Sometimes things are just out of your control, sometimes kids are new to storytime, sometimes they are just a little young for a full-length storytime. When I get a class of brand new 2 or 3 year olds at the beginning of the school year who have never been to storytime, it's going to take them a little while to learn the routine, so we do more singing, maybe only one book, and end a little earlier. Or I get individual kids who are attending their first in-library storytime and are very wiggly and can't last for the whole thing. I let the teacher/caregiver know that's normal and expected, and they'll be surprised at how quickly they start to pick up the routine after just a few times, so they don't feel like the kids misbehaved. I also tell them even when they are wiggly, distracted, and it seems like they aren't paying attention at all, they are absorbing a lot more than we realize.

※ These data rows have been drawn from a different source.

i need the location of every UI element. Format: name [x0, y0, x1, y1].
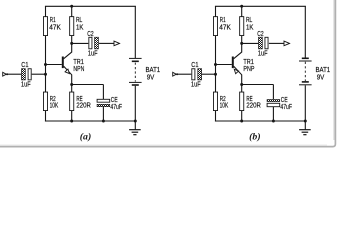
node: C1 tap on divider rail (a) — [44, 73, 47, 76]
transistor TR1 (a) emitter lead — [64, 66, 72, 84]
svg-text:PNP: PNP — [243, 64, 254, 73]
wire: CE top lead (a) — [102, 85, 104, 100]
wire: C2 to output terminal (b) — [269, 42, 284, 44]
wire: input lead to C1 (a) — [7, 73, 21, 75]
resistor RE (b) 220R body — [240, 92, 244, 111]
wire: RL bottom lead to collector node (a) — [71, 36, 73, 44]
wire: emitter to RE (b) — [241, 85, 243, 93]
wire: bottom ground rail (b) — [215, 120, 306, 122]
page background — [0, 0, 338, 149]
transistor TR1 (a) NPN emitter arrow — [65, 69, 69, 73]
node: junction of RL with top rail (b) — [240, 5, 243, 8]
page border: bottom light inner line — [0, 144, 327, 146]
wire: CE bottom lead (b) — [272, 107, 274, 121]
wire: divider rail below R2 (b) — [215, 111, 217, 122]
capacitor C1 (b) 1uF plates — [192, 69, 195, 80]
wire: collector node to C2 (b) — [242, 42, 259, 44]
svg-text:C1: C1 — [21, 60, 28, 69]
wire: C2 to output terminal (a) — [99, 42, 114, 44]
svg-text:1uF: 1uF — [21, 80, 31, 89]
wire: emitter node across to CE (a) — [72, 84, 104, 86]
wire: C1 to divider rail (a) — [32, 73, 46, 75]
node: RE on bottom rail (a) — [70, 120, 73, 123]
svg-text:(b): (b) — [249, 132, 260, 143]
capacitor C2 (a) 1uF plates — [89, 37, 92, 49]
page border: right edge soft shadow — [333, 0, 335, 140]
svg-text:1K: 1K — [76, 22, 84, 31]
output terminal arrow (b) — [284, 41, 290, 46]
svg-text:10K: 10K — [50, 101, 59, 110]
output terminal arrow (a) — [114, 41, 120, 46]
transistor TR1 (a) base bar — [62, 57, 64, 69]
svg-text:10K: 10K — [220, 101, 229, 110]
transistor TR1 (b) collector lead — [234, 43, 242, 58]
transistor TR1 (b) emitter lead — [234, 66, 242, 84]
capacitor CE (a) 47uF plates — [97, 99, 110, 102]
svg-text:47uF: 47uF — [110, 102, 122, 111]
transistor TR1 (a) collector lead — [64, 43, 72, 58]
wire: RE bottom lead (a) — [71, 111, 73, 121]
svg-text:9V: 9V — [317, 72, 325, 81]
wire: CE top lead (b) — [272, 85, 274, 100]
ground symbol (a) — [134, 121, 136, 130]
transistor TR1 (b) base bar — [232, 57, 234, 69]
wire: divider rail between R1 and R2 (b) — [215, 36, 217, 93]
battery BAT1 (a) 9V — [134, 6, 136, 58]
node: base tap on divider rail (b) — [214, 63, 217, 66]
wire: RL top lead (a) — [71, 6, 73, 16]
svg-text:C2: C2 — [257, 29, 263, 38]
svg-text:C1: C1 — [191, 60, 198, 69]
node: emitter junction (b) — [240, 83, 243, 86]
input terminal arrow (b) — [173, 72, 177, 76]
svg-text:(a): (a) — [80, 132, 91, 143]
wire: emitter to RE (a) — [71, 85, 73, 93]
resistor RE (a) 220R body — [70, 92, 74, 111]
capacitor CE (b) 47uF plates — [267, 100, 280, 102]
svg-text:220R: 220R — [246, 101, 260, 110]
wire: divider rail top segment above R1 (a) — [45, 6, 47, 16]
input terminal arrow (a) — [3, 72, 7, 76]
wire: emitter node across to CE (b) — [242, 84, 274, 86]
wire: divider rail between R1 and R2 (a) — [45, 36, 47, 93]
svg-text:47uF: 47uF — [280, 102, 292, 111]
wire: input lead to C1 (b) — [177, 73, 191, 75]
capacitor C1 (a) 1uF plates — [22, 69, 26, 80]
node: C1 tap on divider rail (b) — [214, 73, 217, 76]
node: junction of RL with top rail (a) — [70, 5, 73, 8]
battery BAT1 (b) 9V — [304, 6, 306, 57]
wire: CE bottom lead (a) — [102, 107, 104, 121]
svg-text:1uF: 1uF — [88, 48, 98, 57]
wire: top supply rail (a) — [45, 5, 136, 7]
svg-text:47K: 47K — [49, 22, 61, 31]
resistor RL (a) 1K body — [70, 17, 74, 36]
wire: C1 to divider rail (b) — [202, 73, 216, 75]
resistor R1 (a) 47K body — [43, 17, 47, 36]
node: battery on bottom rail (b) — [304, 120, 307, 123]
resistor R2 (a) 10K body — [43, 92, 47, 111]
wire: bottom ground rail (a) — [45, 120, 136, 122]
wire: collector node to C2 (a) — [72, 42, 89, 44]
capacitor C2 (b) 1uF plates — [259, 37, 263, 49]
ground symbol (b) — [304, 121, 306, 130]
node: RE on bottom rail (b) — [240, 120, 243, 123]
svg-text:220R: 220R — [76, 101, 90, 110]
wire: RL top lead (b) — [241, 6, 243, 16]
wire: divider rail top segment above R1 (b) — [215, 6, 217, 16]
transistor TR1 (b) PNP emitter arrow — [234, 69, 238, 73]
svg-text:9V: 9V — [147, 72, 155, 81]
node: collector junction (b) — [240, 42, 243, 45]
wire: base lead (b) — [216, 64, 232, 66]
page border: right and bottom rounded card edge — [0, 0, 335, 147]
wire: top supply rail (b) — [215, 5, 306, 7]
svg-text:1K: 1K — [246, 22, 254, 31]
wire: divider rail below R2 (a) — [45, 111, 47, 122]
node: collector junction (a) — [70, 42, 73, 45]
node: battery on bottom rail (a) — [134, 120, 137, 123]
svg-text:47K: 47K — [219, 22, 231, 31]
svg-text:NPN: NPN — [73, 64, 84, 73]
node: CE on bottom rail (b) — [272, 120, 275, 123]
wire: RL bottom lead to collector node (b) — [241, 36, 243, 44]
svg-text:1uF: 1uF — [191, 80, 201, 89]
node: CE on bottom rail (a) — [102, 120, 105, 123]
wire: base lead (a) — [46, 64, 62, 66]
node: base tap on divider rail (a) — [44, 63, 47, 66]
svg-text:C2: C2 — [87, 29, 93, 38]
resistor R1 (b) 47K body — [213, 17, 217, 36]
resistor R2 (b) 10K body — [213, 92, 217, 111]
node: emitter junction (a) — [70, 83, 73, 86]
wire: RE bottom lead (b) — [241, 111, 243, 121]
svg-text:1uF: 1uF — [258, 48, 268, 57]
resistor RL (b) 1K body — [240, 17, 244, 36]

Other times, there is just something in the air, a change in routine, missed a nap, having a party or something else special going on that day. The worst time I ever had was when it started snowing the first snowfall of the year just as the kids were coming out to the Storytime Bus. I knew storytime was going to be a lost cause then! Just think about how magical that first snowfall is to a 3 or 4 year old. I gave it a go, tried all of the suggestions above, and NOTHING could keep them engaged, and they were literally climbing the walls! It was absolute and utter chaos. So I said, "Well, this is not working today, so let's just stop now and we will try again next time!" And the next visit they were perfectly fine.
So the bottom line is, trust your instincts, don't feel like you have to force something that isn't working, and don't beat yourself up for a bad day or needing to end early. It likely has nothing to do with you!
*I based this on my experience with preschoolers; obviously expectations should be developmentally appropriate and may be slightly different for toddlers or older kids.